I've been hunting since I was old enough to hold a gun in my hands. My dad raised me to be an outdoorsman, and if it walks and can be eaten, there's a good chance I've taken a shot at it. But on a recent trip down to Florida, a friend introduced me to a new sport. Hunting. But in the ocean. Instead of sitting in a hide swatting away the bugs, you're in the water with a snorkel and a speargun. It's like a highly active form of fishing, that was incredibly fun. It's called spearfishing. And I would recommend it without hesitation to anyone who enjoys hunting. But not only that. In a crisis, knowing another technique to put food on your dinner table is invaluable. It helps you add variety to your diet, can supplement the stores you've got tucked away in your stockpile, and gives you something to do when the world has turned to chaos. Everyone who lives near a large water source should know how to go spearfishing.
Don't forget the regulations
Now you'll probably need a fishing license to go spearfishing (check the restrictions in your state), and make sure you do a little research on locations first. Certain areas can be off-limits, but most coastal areas will have spots you can go hunt. You can go spearfishing in fresh water too, but there are usually more restrictions on the types of fish you can take, and also seasons to follow. Make sure you know the rules before you get yourself in trouble, and face large fines.
Gearing up to go spearfishing
If you've ever been snorkeling before, spearfishing is pretty much the same thing. You've got a pair of flippers, and a snorkel and a mask. Perhaps even a wetsuit if the water's a little cold. And of course, a speargun. Now there's much more spearfishing gear you can buy, but these are the basics you need to get in the water and start hunting fish.
How a speargun works
A speargun is a weapon designed to shoot a spear underwater. It's got a band that's kind of like a slingshot, which you stretch down and "click" into place to load the speargun. Then it's just a matter of finding a fish to shoot, diving underwater and swimming close, turning off the safety and firing your speargun. The shaft will shoot forward, hopefully impale your target fish, and you can reel it in. The speargun I used, had about 4 to 5 feet of range, which was plenty for me to land a couple of fish.
Where to go spearfishing
The first thing I noticed once I got in the water was just how many fish I saw. It was incredible. I wasn't sitting on the sidelines hoping for a bite on my line. Or wasting hours and going hungry at the end of an unsuccessful day fishing. I was right down there with the fish, armed with a speargun, and the pickings were good. You can spearfish anywhere there's water, but I found there were more fish along structures like the pylons of a jetty, or a man-made rock wall or reef. And they got bigger the deeper the water got.

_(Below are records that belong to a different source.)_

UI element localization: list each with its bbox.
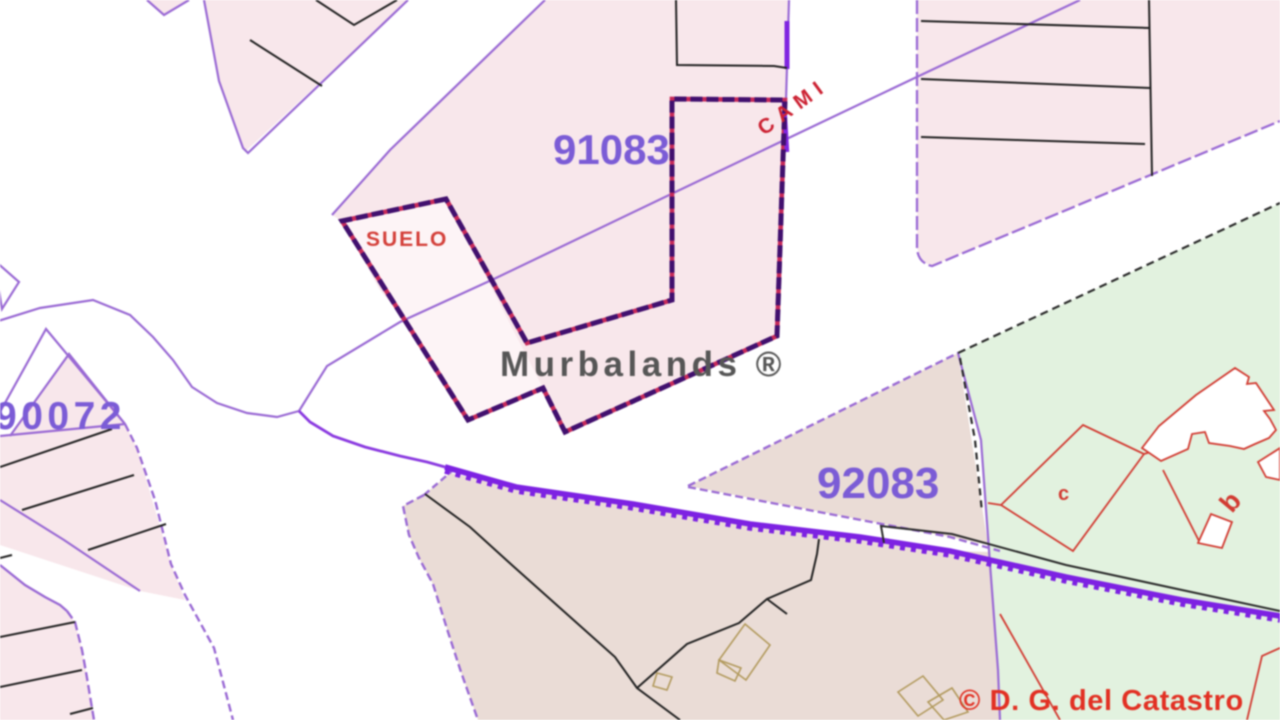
svg-text:SUELO: SUELO [366,228,448,251]
svg-text:c: c [1058,483,1069,505]
svg-text:90072: 90072 [0,395,126,438]
svg-text:© D. G. del Catastro: © D. G. del Catastro [959,685,1244,717]
svg-text:91083: 91083 [553,126,670,173]
svg-text:92083: 92083 [817,459,939,508]
svg-text:Murbalands ®: Murbalands ® [500,345,786,384]
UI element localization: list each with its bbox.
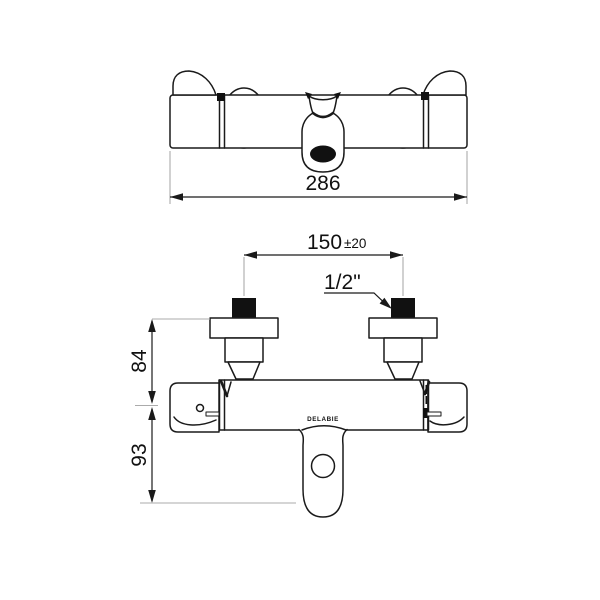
dim-arrow-down	[148, 490, 156, 503]
overall-width-value: 286	[305, 172, 340, 195]
dimension-inlet-spacing: 150 ±20	[244, 231, 403, 259]
left-inlet-flange	[210, 318, 278, 338]
left-inlet-connector	[210, 257, 278, 379]
front-view-spout	[299, 426, 347, 517]
wall-to-axis-value: 84	[128, 349, 151, 373]
top-view-spout-outlet	[310, 146, 336, 163]
right-inlet-neck	[387, 362, 419, 379]
right-inlet-thread	[391, 298, 415, 318]
right-inlet-connector	[369, 257, 437, 379]
leader-line	[324, 293, 383, 302]
axis-to-outlet-value: 93	[128, 443, 151, 466]
right-inlet-flange	[369, 318, 437, 338]
mixer-technical-drawing: 286	[0, 0, 600, 600]
right-inlet-nut	[384, 338, 422, 362]
dim-arrow-right	[454, 193, 467, 201]
inlet-spacing-value: 150	[307, 231, 342, 254]
inlet-thread-value: 1/2"	[324, 271, 361, 294]
technical-drawing-canvas: 286	[0, 0, 600, 600]
dim-arrow-left	[170, 193, 183, 201]
left-inlet-neck	[228, 362, 260, 379]
left-inlet-nut	[225, 338, 263, 362]
top-view: 286	[170, 71, 467, 204]
dim-arrow-up	[148, 407, 156, 420]
left-inlet-thread	[232, 298, 256, 318]
front-view: DELABIE 150 ±20 1/2" 84	[128, 231, 467, 517]
callout-inlet-thread: 1/2"	[324, 271, 392, 309]
inlet-spacing-tolerance: ±20	[344, 236, 366, 251]
right-handle-stop-tab	[427, 412, 441, 416]
top-view-right-handle-lever	[423, 71, 466, 95]
top-view-left-handle-lever	[173, 71, 216, 95]
dim-arrow-right	[390, 251, 403, 259]
dim-arrow-down	[148, 391, 156, 404]
left-handle-stop-tab	[206, 412, 219, 416]
dim-arrow-up	[148, 319, 156, 332]
dim-arrow-left	[244, 251, 257, 259]
brand-logo: DELABIE	[307, 416, 339, 423]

Remember to stay safe in the water
I don't need to tell you that the ocean can be unsafe, and it goes without saying that anytime you're swimming you need to ensure you're not putting yourself in danger. Check the conditions before you go into the water, and if it looks choppy, rough, or there's a rip, don't risk it. Losing your life over a couple of fish isn't a smart idea, no matter how hungry you are when the SHTF.
How about sharks?
Ah, the big question. I didn't see any on the spearfishing trips I made, but that doesn't mean they're not there. My friend had a line and a float he used to hold our catch (he said it was to keep the fish away in case a shark came near), and recommended I use a similar setup if I start to go spearfishing on my own. You don't want to wrestle a shark for a fish. It's a fight you will lose.

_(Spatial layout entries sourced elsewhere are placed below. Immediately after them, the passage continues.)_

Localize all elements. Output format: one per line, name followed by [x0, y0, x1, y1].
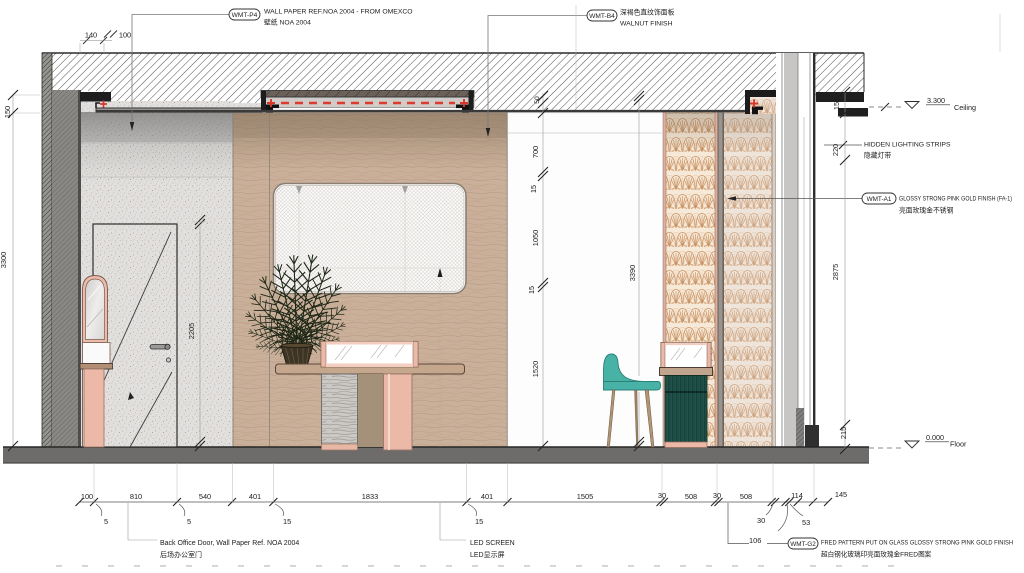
- svg-text:15: 15: [283, 517, 291, 526]
- svg-text:1050: 1050: [531, 230, 540, 246]
- svg-text:GLOSSY STRONG PINK GOLD FINISH: GLOSSY STRONG PINK GOLD FINISH (FA-1): [899, 196, 1012, 203]
- svg-text:140: 140: [85, 31, 97, 40]
- svg-text:3300: 3300: [0, 252, 8, 268]
- svg-text:114: 114: [791, 491, 803, 500]
- svg-text:100: 100: [81, 492, 93, 501]
- svg-text:700: 700: [531, 146, 540, 158]
- svg-text:1520: 1520: [531, 361, 540, 377]
- svg-text:220: 220: [831, 144, 840, 156]
- svg-text:深褐色直纹饰面板: 深褐色直纹饰面板: [620, 8, 675, 17]
- svg-text:WALL PAPER REF.NOA 2004 - FROM: WALL PAPER REF.NOA 2004 - FROM OMEXCO: [264, 9, 413, 16]
- svg-text:3390: 3390: [628, 265, 637, 281]
- svg-text:LED SCREEN: LED SCREEN: [470, 540, 515, 547]
- svg-text:Floor: Floor: [950, 440, 967, 449]
- svg-text:401: 401: [249, 492, 261, 501]
- svg-text:3.300: 3.300: [927, 96, 945, 105]
- svg-text:53: 53: [802, 518, 810, 527]
- svg-text:WMT-G2: WMT-G2: [790, 541, 816, 548]
- svg-text:WMT-A1: WMT-A1: [867, 196, 892, 203]
- svg-text:150: 150: [3, 106, 12, 118]
- svg-text:15: 15: [527, 286, 536, 294]
- svg-text:150: 150: [832, 98, 841, 110]
- svg-text:LED显示屏: LED显示屏: [470, 551, 505, 559]
- svg-text:Back Office Door, Wall Paper R: Back Office Door, Wall Paper Ref. NOA 20…: [160, 540, 299, 547]
- svg-text:WMT-P4: WMT-P4: [232, 12, 258, 19]
- svg-text:亮面玫瑰金不锈钢: 亮面玫瑰金不锈钢: [899, 206, 954, 215]
- svg-text:508: 508: [740, 492, 752, 501]
- svg-text:超白钢化玻璃印亮面玫瑰金FRED图案: 超白钢化玻璃印亮面玫瑰金FRED图案: [821, 550, 932, 559]
- svg-text:隐藏灯带: 隐藏灯带: [864, 151, 891, 160]
- svg-text:1505: 1505: [577, 492, 593, 501]
- svg-text:106: 106: [749, 536, 761, 545]
- svg-text:5: 5: [187, 517, 191, 526]
- svg-text:2875: 2875: [831, 264, 840, 280]
- svg-text:508: 508: [685, 492, 697, 501]
- svg-text:Ceiling: Ceiling: [954, 103, 976, 112]
- svg-text:401: 401: [481, 492, 493, 501]
- svg-text:145: 145: [835, 490, 847, 499]
- svg-text:540: 540: [199, 492, 211, 501]
- svg-text:215: 215: [839, 427, 848, 439]
- svg-text:WALNUT FINISH: WALNUT FINISH: [620, 21, 673, 28]
- svg-text:HIDDEN LIGHTING STRIPS: HIDDEN LIGHTING STRIPS: [864, 142, 951, 149]
- svg-text:FRED PATTERN PUT ON GLASS GLOS: FRED PATTERN PUT ON GLASS GLOSSY STRONG …: [821, 540, 1013, 547]
- svg-text:5: 5: [104, 517, 108, 526]
- svg-text:30: 30: [757, 516, 765, 525]
- svg-text:15: 15: [529, 185, 538, 193]
- svg-text:0.000: 0.000: [926, 433, 944, 442]
- svg-text:2205: 2205: [187, 323, 196, 339]
- svg-text:1833: 1833: [362, 492, 378, 501]
- svg-text:50: 50: [534, 96, 541, 104]
- svg-text:15: 15: [475, 517, 483, 526]
- svg-text:WMT-B4: WMT-B4: [589, 13, 615, 20]
- svg-text:810: 810: [130, 492, 142, 501]
- svg-text:后场办公室门: 后场办公室门: [160, 550, 202, 559]
- svg-text:壁纸 NOA 2004: 壁纸 NOA 2004: [264, 18, 311, 27]
- svg-text:100: 100: [119, 31, 131, 40]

Hunting fish as a food source
This is where things get interesting. I averaged two fish on each spearfishing trip, as a complete beginner, flopping around in the water. Enough meat to feed my family every night. In a crisis, knowing how to go spearfishing is a key survival skill that will reliably put food on your table. When the supermarkets run dry, the people who know alternative ways to catch food will be the ones who thrive. Make sure it's you, and make sure you've got the gear, the expertise, and have put in the practice to bring home fish after fish as a food source,
Weaponizing your speargun when the SHTF
After the trip I bought my own speargun. I couldn't help it. I've yet to use it in the pond on my property, but I was playing around with it on the weekend and it occurred to me it's like a modified crossbow. Once I took the shooting line off (what connects the spear to the speargun), I went to the yard and made a few shots. My speargun launches the spear pretty accurately about 10-15 feet, and has a maximum range of about 35 to 40 feet. I did manage to slightly bend the shaft shooting it like this (which I'll need to replace before my next trip to the beach), but I realized a speargun could be a rather novel weapon once the SHTF. You'd only get one shot, but it may be enough to take on intruder in your home who intends you harm, if you've not got a tactical flashlight
or a can of pepper spray
handy. For anyone who lives near a source of water, like a lake or the beach, knowing how to go hunting in the water is an important survival skill. Buy a speargun and learn to catch fish after fish, and you'll never go hungry, even after the supermarket shelves are stripped bare.